The lips curl in a naughty curve. “I’m usually speaking to men,” he says. “Not nearly so pleasant.”
The ladies titter.
“I’m usually bawling them out. About being bad daddies. Now, I look around at this crowd; I know there are no bad daddies here. No daddies of any kind. It’s a pity that the poppas don’t take to flowers the way the mommas do. Gardens keep people at home.
“But I’m not here to yell at anybody today. I’m here to tell you pretty ladies you’re doing a fine job, and I want you to keep it up. Keep on raggin’ those men. Make ’em take out the de garbage, keep de lawn mowed. It’s good for them. Good for their souls.
“My message isn’t about men, or women, it’s about people. It’s about persons. It’s about personal responsibility. That means more than keeping your hair combed and your nails in polish.” He smiles. It warms the cockles of their hearts.
“It means taking care of your portion of the world. Now I don’t see too many black ladies here – a few, but not many.
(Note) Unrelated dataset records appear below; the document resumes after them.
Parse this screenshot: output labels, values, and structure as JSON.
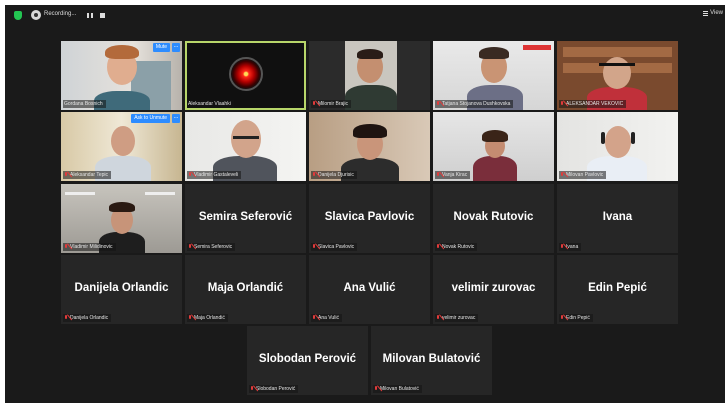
{
  "topbar": {
    "recording_label": "Recording...",
    "view_label": "View"
  },
  "overlays": {
    "mute_label": "Mute",
    "ask_unmute_label": "Ask to Unmute",
    "more_label": "..."
  },
  "tiles": [
    {
      "label": "Gordana Bosnich",
      "display_name": ""
    },
    {
      "label": "Aleksandar Vlaahki",
      "display_name": ""
    },
    {
      "label": "Milomir Brajic",
      "display_name": ""
    },
    {
      "label": "Tatjana Stojanova Dushkovska",
      "display_name": ""
    },
    {
      "label": "ALEKSANDAR VEKOVIC",
      "display_name": ""
    },
    {
      "label": "Aleksandar Tepic",
      "display_name": ""
    },
    {
      "label": "Vladimir Gastaleveli",
      "display_name": ""
    },
    {
      "label": "Danijela Djurisic",
      "display_name": ""
    },
    {
      "label": "Vanja Kirac",
      "display_name": ""
    },
    {
      "label": "Milovan Pavlovic",
      "display_name": ""
    },
    {
      "label": "Vladimir Milidinovic",
      "display_name": ""
    },
    {
      "label": "Semira Seferovic",
      "display_name": "Semira Seferović"
    },
    {
      "label": "Slavica Pavlovic",
      "display_name": "Slavica Pavlovic"
    },
    {
      "label": "Novak Rutovic",
      "display_name": "Novak Rutovic"
    },
    {
      "label": "Ivana",
      "display_name": "Ivana"
    },
    {
      "label": "Danijela Orlandic",
      "display_name": "Danijela Orlandic"
    },
    {
      "label": "Maja Orlandić",
      "display_name": "Maja Orlandić"
    },
    {
      "label": "Ana Vulić",
      "display_name": "Ana Vulić"
    },
    {
      "label": "velimir zurovac",
      "display_name": "velimir zurovac"
    },
    {
      "label": "Edin Pepić",
      "display_name": "Edin Pepić"
    },
    {
      "label": "Slobodan Perović",
      "display_name": "Slobodan Perović"
    },
    {
      "label": "Milovan Bulatović",
      "display_name": "Milovan Bulatović"
    }
  ],
  "colors": {
    "active_speaker_border": "#b8d66a",
    "muted_icon": "#e23b3b",
    "button_blue": "#2d8cff",
    "background": "#1a1a1a",
    "tile_background": "#262626"
  }
}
And maybe that’s because not many black people have a portion of the world.
“Black people have settled for something else. Being taken care of by the government. How different is that from being taken care of by the plantation owner?
“Black people have to get over the notion they’ve got a free ride. They’ve got to take their place in society. Take personal responsibility for the feeding, the clothing and the sheltering of themselves and their children.
“So why am I bothering you about it? You made your donation to the NAACP. You voted for Obama. You gave the black man a leg up. Well, ladies, now you’ve got to give him something to stand on.
“An education. An education like you had. Like your own kids had. An education that leads to where your kids are going.
“Personal responsibility goes further than taking care of your family. And here’s why. The outside world affects you, affects your family.
“I know you ladies are Democrats. You’re here because the Republicans are the ones who own the big estates, who give jobs to gardeners, who grow beautiful flowers. Liberal ladies love flowers, and I love liberal ladies. Because they not only have hearts, they have heads. It’s time to vote for somebody who wants the same things you do, and is going to try to get them for you.
“My friend Mercy believes all God’s children should have the same opportunities. After that, it’s up to them. She wants them to be able to pick the school that will help them become the best that they can be. If they say that’s public school, so be it. But if they say it’s not, I repeat what this fine lady said, ‘Let my people go.’”
At first there is silence. Have they been reprimanded? Is this just the other end of the stick he’s using to beat up on black men?
But he’s still standing there, beaming out at them, his cheeks puffed with affection for his audience. This is Bill Cosby, who used to tell jokes about his family. They were always funny, never mean.
They remember Fat Albert. The applause starts low, undecided. Then it bursts from the women – a high, clacking clapping of little hands.
These are the women who Brenda counted as her sure votes. Women with gardens who go to garden clubs. Women who want to preserve the environment, who eat organic food, who send their children to the best schools. Women who take personal responsibility. They’re giving a standing ovation to a man they love, who is telling them to vote for the other candidate.